Commentators are quick to say that the pope would find Ireland to be a very different place.  This is very true. If the pope were being shown Dublin city from the air now, he would see expansion everywhere. He would see the same in Drogheda, the same in Galway and Limerick.  He would be pleased to see and hear all about our progress.  He would rejoice in the fact that much of that progress owes a lot to the coming of peace for which he pleaded in 1979.

When people write about the changes in our country since the Papal Visit, they are generally talking of another kind of change.  Some of the positive things that made us feel good about ourselves as Catholics in 1979 have been caught in the hurricane of change that has hit society and Church.  Materially Ireland is evidently in a healthy state and yet there are many signs that we are in fact less happy for that. You could say that a lot of spiritual power lines are down, some lights not functioning.  But the Good News still brings hope and the lives of many are still an inspiration, a living Gospel.

One of the places where the pope visited when in Ireland that has not changed is Clonmacnois.  The ruins that he saw are still as they were and will remain so.  Their message is even more significant now.  Ironically it is these buildings which were battered and broken down in the turbulent history of Clonmacnois that speak of indestructibility.  What is now new and gleaming is symbolic of transience.
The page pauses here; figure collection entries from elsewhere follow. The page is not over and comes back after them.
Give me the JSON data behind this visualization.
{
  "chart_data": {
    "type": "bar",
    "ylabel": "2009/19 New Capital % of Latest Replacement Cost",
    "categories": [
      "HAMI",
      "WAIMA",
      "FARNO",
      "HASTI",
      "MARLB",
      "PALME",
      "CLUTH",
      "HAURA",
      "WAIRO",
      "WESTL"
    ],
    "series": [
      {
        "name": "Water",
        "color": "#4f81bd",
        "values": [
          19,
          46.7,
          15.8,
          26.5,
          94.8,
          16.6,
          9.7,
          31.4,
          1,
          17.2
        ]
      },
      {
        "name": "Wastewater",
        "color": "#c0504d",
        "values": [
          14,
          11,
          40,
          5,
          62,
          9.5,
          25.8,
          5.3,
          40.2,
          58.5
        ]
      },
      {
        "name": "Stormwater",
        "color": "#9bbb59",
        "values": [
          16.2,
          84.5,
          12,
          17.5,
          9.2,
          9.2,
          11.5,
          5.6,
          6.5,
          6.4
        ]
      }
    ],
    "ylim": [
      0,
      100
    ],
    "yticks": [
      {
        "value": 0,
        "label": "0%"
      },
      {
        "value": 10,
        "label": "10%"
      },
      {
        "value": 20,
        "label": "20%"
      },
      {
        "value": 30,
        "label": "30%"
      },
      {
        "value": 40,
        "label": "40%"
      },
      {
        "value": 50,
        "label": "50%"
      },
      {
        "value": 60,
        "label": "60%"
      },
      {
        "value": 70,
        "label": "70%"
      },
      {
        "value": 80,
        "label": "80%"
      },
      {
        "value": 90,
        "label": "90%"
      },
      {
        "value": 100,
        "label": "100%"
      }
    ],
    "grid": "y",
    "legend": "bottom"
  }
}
On his return to Rome in 1979 Pope John Paul spoke about Clonmacnois on the occasion when he addressed his first public audience.  He was just back from a visit that brought him to places of importance and prestige in the world. He had been to the United States and addressed the U.N.  In Ireland he had celebrated Mass for over a million people in the Phoenix Park and had been to Knock which he rightly described as "the goal" of his journey.  It was for the centenary of the Apparitions that he had been invited to come to Ireland.  But it was Clonmacnois that drew from him this comment: "it is difficult for a pilgrim to arrive at those places without (these) traces of the apparently dead past revealing to him a permanent and everlasting dimension of life".  He said: "I will never forget that place".